One reason for the decline in survival with increasing time in anhydrobiosis could be oxidative damage caused by reactive oxygen species (ROS) (Womersley 1987). Since enzymes do not work without water and therefore no metabolism can be detected, even energy-dependent repair systems cannot be activated. This causes an accumulation of DNA damage until it reaches a lethal limit, eventually leading to the death of the whole organism (Lindahl 1993). Deoxyribonucleic acids are a preferred biological target of ROS (Gros et al. 2002). For example, they may spontaneously result from the chemical degradation of various substances in the metabolism and have a deleterious effect on proteins, membranes, and DNA (Mattimore and Battista 1996). The phenomenon of induced double-strand breaks by dehydration is already known in bacteria (Billi 2009). Blasius et al. (2008), as well as Mattimore and Battista (1996), believe in effective repair of DNA as one of the most important survival mechanisms (Blasius et al. 2008; Mattimore and Battista 1996). To visualize and detect DNA damage, e.g., single- and double-strand breaks, incomplete excision repair, alkali-labile sites, and cross-linking, storage cells of anhydrobiotic tardigrades of the species Milnesium tardigradum were examined with single-cell gel electrophoresis (comet assay) (Neumann et al. 2009). The animals which spent 2 days in anhydrobiosis showed little DNA damage (2.09 ± 1.98% DNA) in the comet tail, compared with the DNA damage in the comet tail of active animals (0.44 ± 0.74%). With increasing time in anhydrobiosis, DNA damage increased. After 6 weeks of anhydrobiosis, 13.63 ± 6.41% DNA was found in the comet tail and 23.66 ± 7.56% DNA after 10 months (Neumann et al. 2009). The amount of DNA damage correlated with the duration of anhydrobiosis, since storage cells from animals that spend only 2 days in anhydrobiosis have relatively little damage and cells that are longer in anhydrobiosis show significantly greater damage. However, it is assumed that the DNA damage does not occur during the dehydration process but rather during anhydrobiosis. They can accumulate DNA damage over time. Of course, a repair process can only become activated after rehydration. The exact causes of the damage are not yet sufficiently known, but a direct or indirect involvement of reactive oxygen species and/or free radicals is likely.
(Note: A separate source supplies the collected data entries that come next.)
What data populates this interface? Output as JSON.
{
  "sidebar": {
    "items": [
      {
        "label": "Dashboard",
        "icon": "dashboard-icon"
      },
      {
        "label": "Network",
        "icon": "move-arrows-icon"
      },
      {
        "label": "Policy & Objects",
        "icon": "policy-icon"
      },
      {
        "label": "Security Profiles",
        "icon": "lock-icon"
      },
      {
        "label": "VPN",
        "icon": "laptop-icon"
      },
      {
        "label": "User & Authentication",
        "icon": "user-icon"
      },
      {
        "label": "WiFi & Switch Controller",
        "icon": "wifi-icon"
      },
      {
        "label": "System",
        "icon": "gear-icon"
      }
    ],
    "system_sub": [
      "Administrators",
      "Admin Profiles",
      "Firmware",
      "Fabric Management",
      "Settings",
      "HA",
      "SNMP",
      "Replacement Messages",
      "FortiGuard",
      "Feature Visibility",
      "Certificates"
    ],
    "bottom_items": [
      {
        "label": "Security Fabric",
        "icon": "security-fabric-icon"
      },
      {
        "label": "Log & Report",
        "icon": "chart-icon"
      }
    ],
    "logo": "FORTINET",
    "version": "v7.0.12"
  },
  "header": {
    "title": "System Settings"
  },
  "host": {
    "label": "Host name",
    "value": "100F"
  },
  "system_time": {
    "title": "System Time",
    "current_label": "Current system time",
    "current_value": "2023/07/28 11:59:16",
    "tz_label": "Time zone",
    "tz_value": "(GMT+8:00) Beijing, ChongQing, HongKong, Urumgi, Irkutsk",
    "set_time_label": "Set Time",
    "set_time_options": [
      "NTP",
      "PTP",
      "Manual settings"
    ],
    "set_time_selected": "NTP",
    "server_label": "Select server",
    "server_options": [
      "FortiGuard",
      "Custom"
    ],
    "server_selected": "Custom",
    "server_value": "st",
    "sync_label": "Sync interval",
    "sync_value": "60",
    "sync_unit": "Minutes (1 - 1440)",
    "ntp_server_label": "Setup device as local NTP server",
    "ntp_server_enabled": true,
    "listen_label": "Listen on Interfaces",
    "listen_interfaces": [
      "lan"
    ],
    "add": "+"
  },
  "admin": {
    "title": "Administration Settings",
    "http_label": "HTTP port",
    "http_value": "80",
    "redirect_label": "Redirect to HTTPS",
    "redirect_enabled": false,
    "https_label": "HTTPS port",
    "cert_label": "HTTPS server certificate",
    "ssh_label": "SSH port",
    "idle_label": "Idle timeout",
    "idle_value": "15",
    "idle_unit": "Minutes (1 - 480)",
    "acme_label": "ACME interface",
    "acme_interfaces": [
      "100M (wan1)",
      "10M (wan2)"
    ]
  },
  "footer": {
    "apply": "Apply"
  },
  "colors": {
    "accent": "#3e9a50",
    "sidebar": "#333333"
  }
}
In the last decade, many data from the tardigrade species Echiniscus testudo, Milnesium tardigradum, Hypsibius dujardini, Paramacrobiotus richtersi, and Ramazzottius varieornatus have been generated with state-of-the-art methods in genomics, transcriptomics, proteomics, and bioinformatics (e.g., Arakawa 2018; Arakawa et al. 2016; Beisser et al. 2012; Bemm et al. 2016; Boothby et al. 2015, 2017; Borner et al. 2014; Förster et al. 2009, 2011a, b; Kondo et al. 2015; Mali et al. 2008; Schokraie et al. 2010, 2012; Tanaka et al. 2015; Yamaguchi et al. 2012; Yoshida et al. 2017). This is an excellent basis for further studies to understand the mechanisms of desiccation tolerance in tardigrades.